Chart: Student loan defaults have fallen but could rise again. Default rates fell dramatically after the payment freeze went into effect in 202. They could rise to pre-pandemic levels when the freeze lifts.

In addition to generally putting strain on Americans’ wallets at a time of high inflation, the end of the freeze could cause them to put off major financial goals, such as buying a home or saving for retirement. Research from the Jain Family Institute has shown that the student loan payment pause brought about a surge in home buying among Americans ages 18 to 35, with their homeownership rate increasing from 17.8 percent in 2020 to 18.9 percent in 2022. That demand could weaken once payments resume, depending on other factors in the economy.

Young Americans also say that repaying student loans is among their top barriers to saving for retirement.

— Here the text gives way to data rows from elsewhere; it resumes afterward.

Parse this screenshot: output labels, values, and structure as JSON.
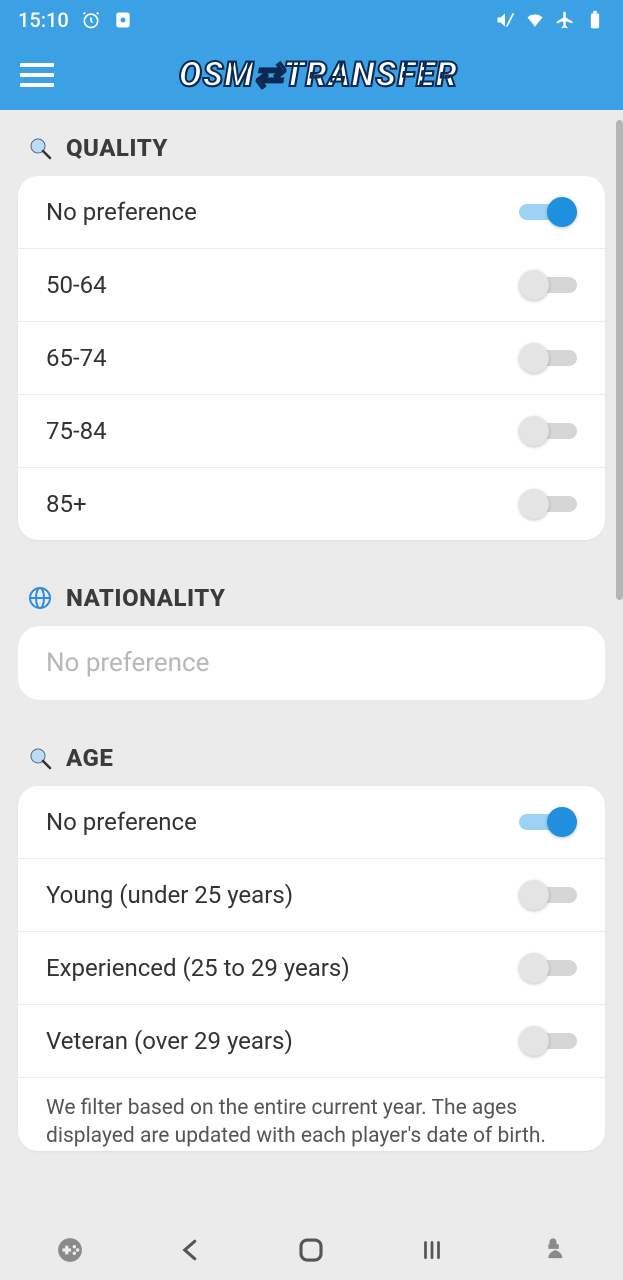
{
  "status": {
    "time": "15:10"
  },
  "app": {
    "title": "OSM⇄TRANSFER"
  },
  "quality": {
    "header": "QUALITY",
    "options": [
      {
        "label": "No preference",
        "on": true
      },
      {
        "label": "50-64",
        "on": false
      },
      {
        "label": "65-74",
        "on": false
      },
      {
        "label": "75-84",
        "on": false
      },
      {
        "label": "85+",
        "on": false
      }
    ]
  },
  "nationality": {
    "header": "NATIONALITY",
    "placeholder": "No preference"
  },
  "age": {
    "header": "AGE",
    "options": [
      {
        "label": "No preference",
        "on": true
      },
      {
        "label": "Young (under 25 years)",
        "on": false
      },
      {
        "label": "Experienced (25 to 29 years)",
        "on": false
      },
      {
        "label": "Veteran (over 29 years)",
        "on": false
      }
    ],
    "footnote": "We filter based on the entire current year. The ages displayed are updated with each player's date of birth."
  }
}
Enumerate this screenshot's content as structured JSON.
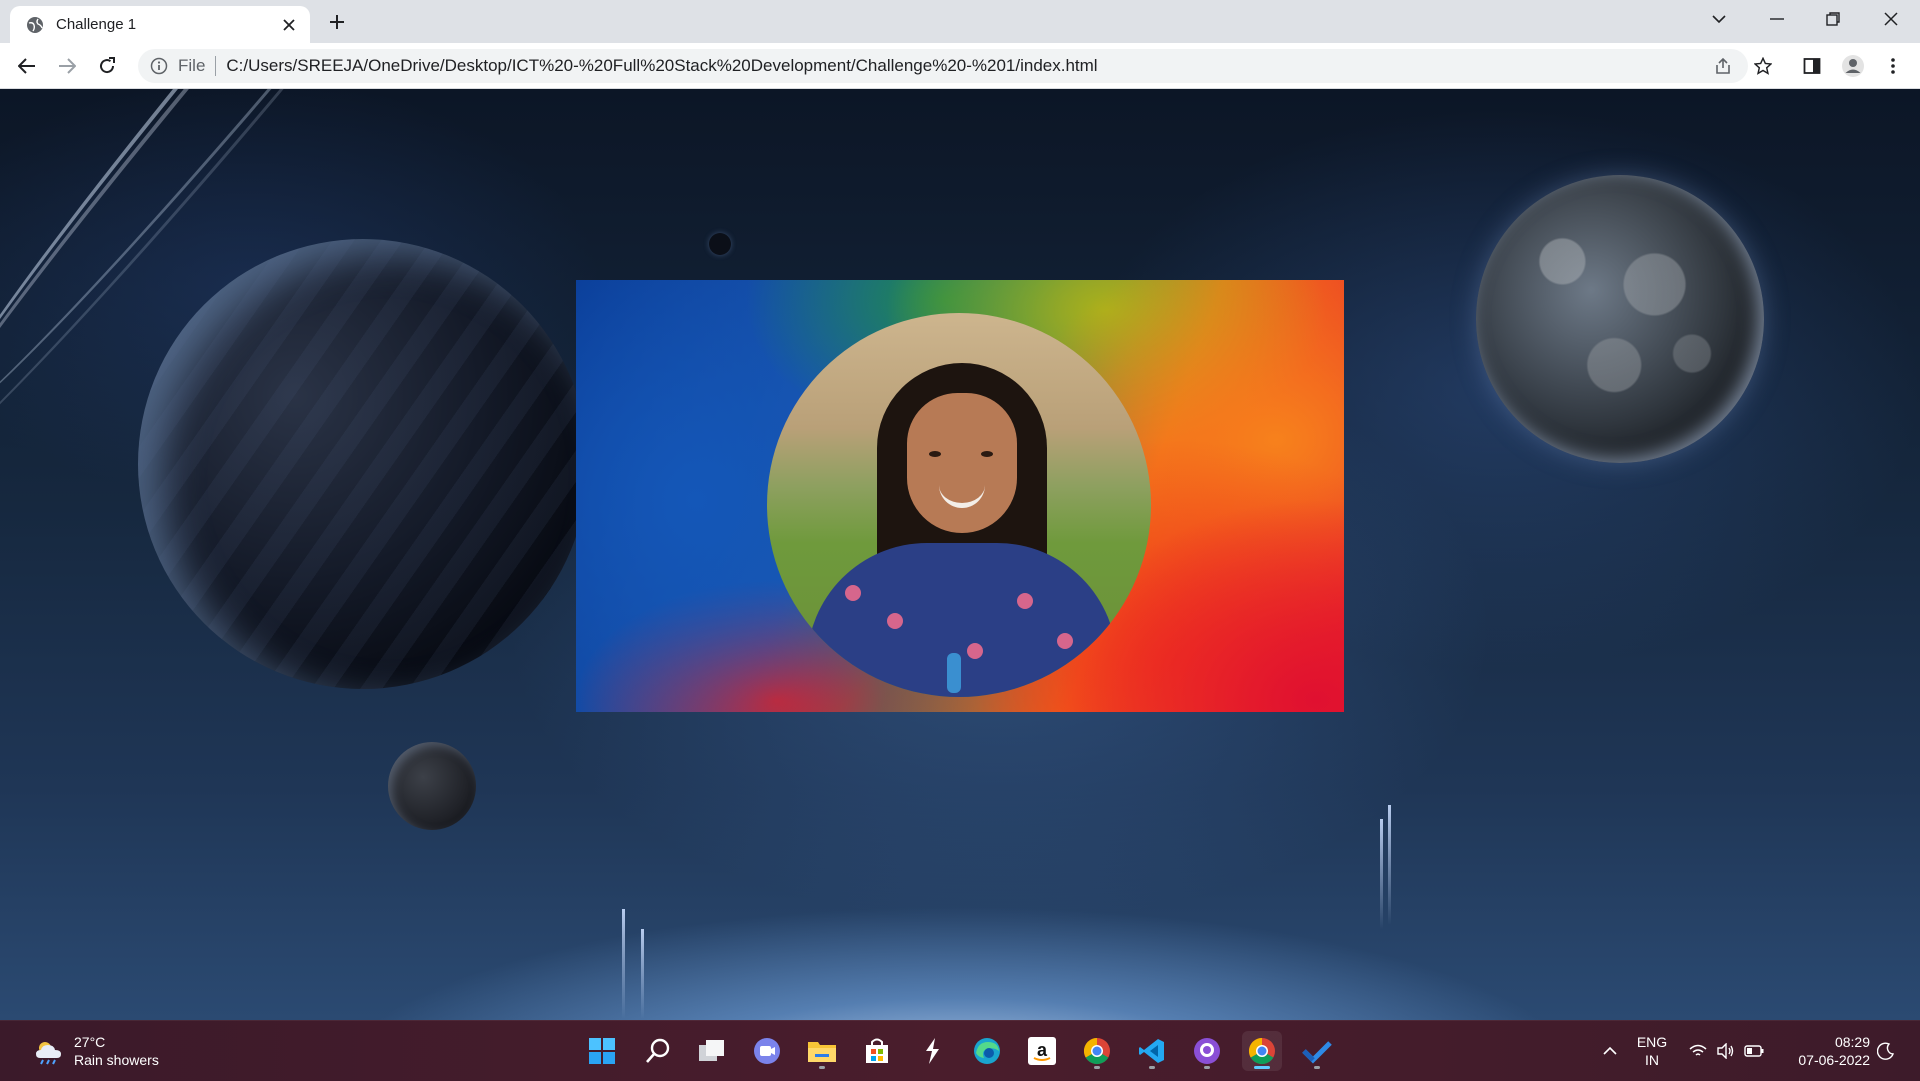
{
  "browser": {
    "tab_title": "Challenge 1",
    "omnibox_scheme": "File",
    "url": "C:/Users/SREEJA/OneDrive/Desktop/ICT%20-%20Full%20Stack%20Development/Challenge%20-%201/index.html"
  },
  "colors": {
    "chrome_tabbar": "#dee1e6",
    "omnibox": "#f1f3f4",
    "taskbar": "#4a1d2c",
    "accent": "#60cdff"
  },
  "page": {
    "background": "space scene with planets",
    "card_image": "profile photo inside circle on colorful paint-swirl background"
  },
  "taskbar": {
    "weather_temp": "27°C",
    "weather_desc": "Rain showers",
    "apps": [
      "start-icon",
      "search-icon",
      "task-view-icon",
      "teams-chat-icon",
      "file-explorer-icon",
      "microsoft-store-icon",
      "sublime-icon",
      "edge-icon",
      "amazon-icon",
      "chrome-alt-icon",
      "vscode-icon",
      "github-desktop-icon",
      "chrome-icon",
      "ms-to-do-icon"
    ],
    "lang_top": "ENG",
    "lang_bottom": "IN",
    "time": "08:29",
    "date": "07-06-2022"
  }
}
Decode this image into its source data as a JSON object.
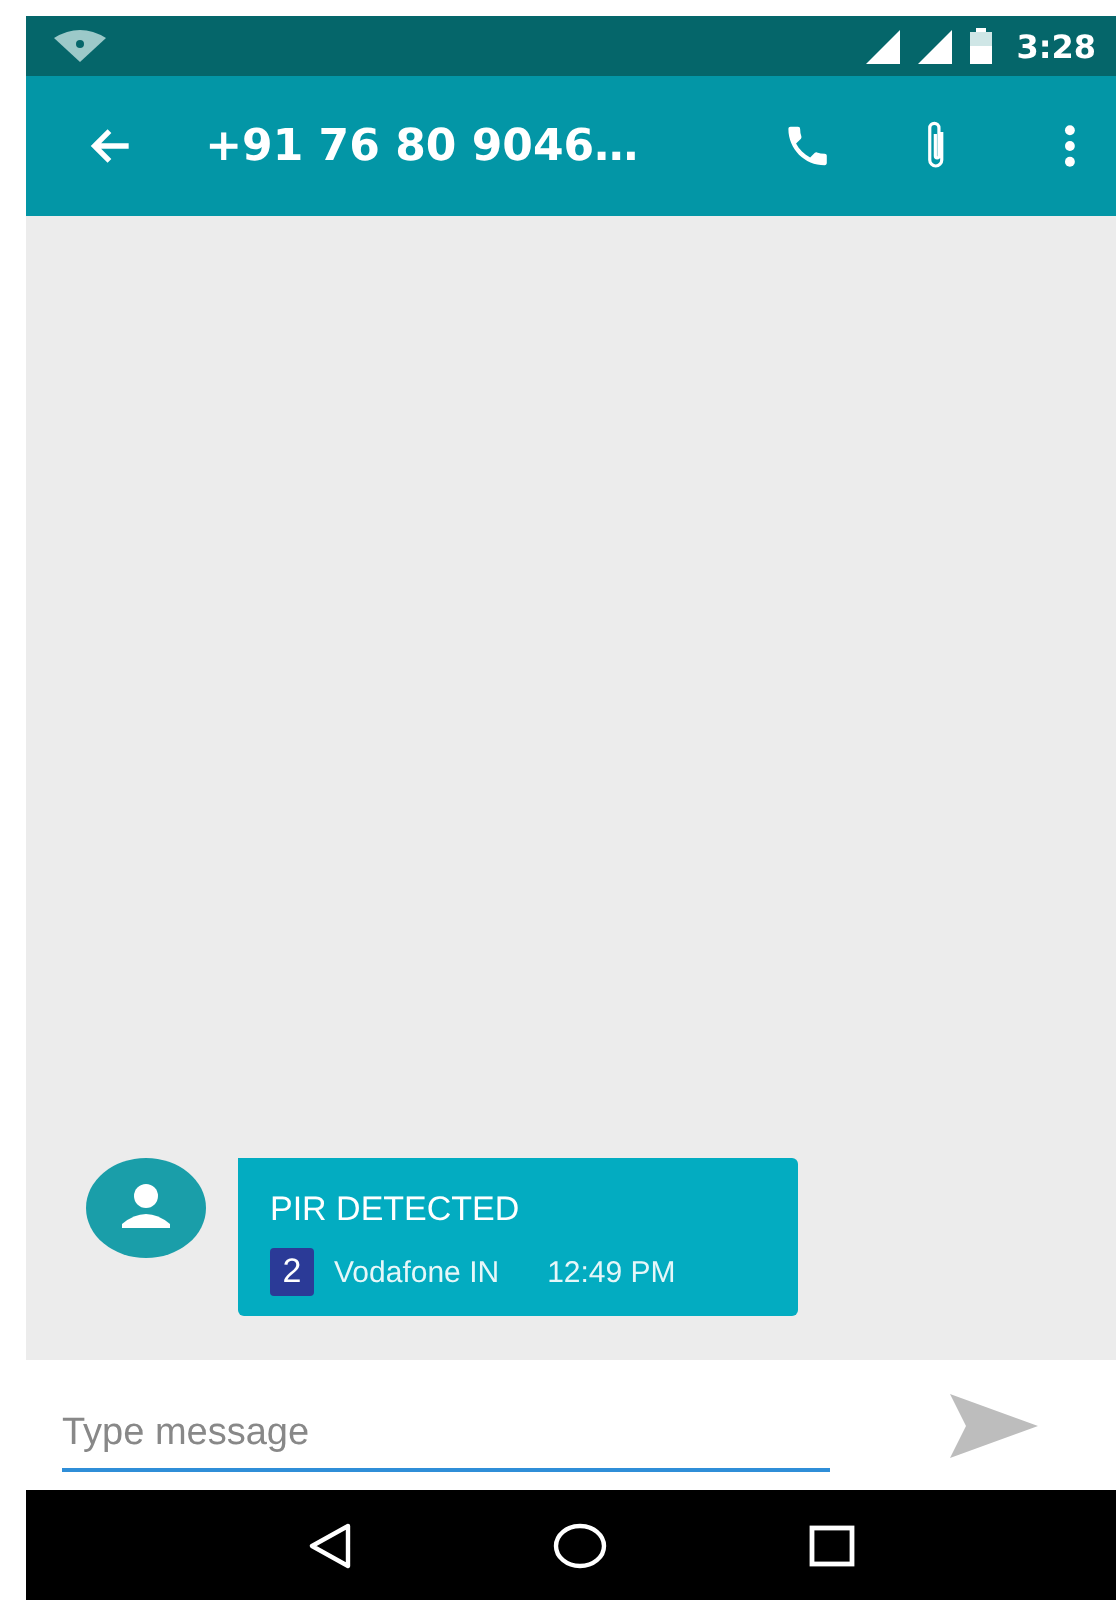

Graph: Many young Americans cite the cost of education and student loans as a retirement barrier. More say it’s a barrier than any other expense except health care.

A potential mitigating factor could be the Biden administration’s proposal to expand income-driven repayment programs, which set monthly loan payments at amounts that are designed to be affordable based on income and family size. The plan would protect a greater share of borrowers’ income from being counted toward repayment, require borrowers to pay less of their income monthly, limit how much unpaid interest can be added to the principal loan, and automatically enroll borrowers who are struggling to repay into an income-driven repayment program.

That could “limit the impact on some of the most sensitive consumer groups,” though there is “still some uncertainty around how that might get executed and some of the details,” Monzillo said.

Experts are split as to whether the end of the freeze will have a significant impact on the broader economy. Goldman Sachs analysts predict a modest dip in consumer spending in the medium term as a result. But others say that the resulting downturn could be deeper, especially given that many Americans didn’t pocket the savings from the payment pause and instead took on more and bigger loans for cars and homes and racked up credit card debt.

“Forecasters have just totally overlooked the student loan payment pause as a source of economic stimulus throughout the pandemic,” Steinbaum said. “Now that we’re going to start trying to collect debts and failing again, I think that does have a substantial contractionary effect.”

Update, June 30, 4:30 pm ET: This story has been updated to include Biden’s plan to pursue an alternate form of student debt relief.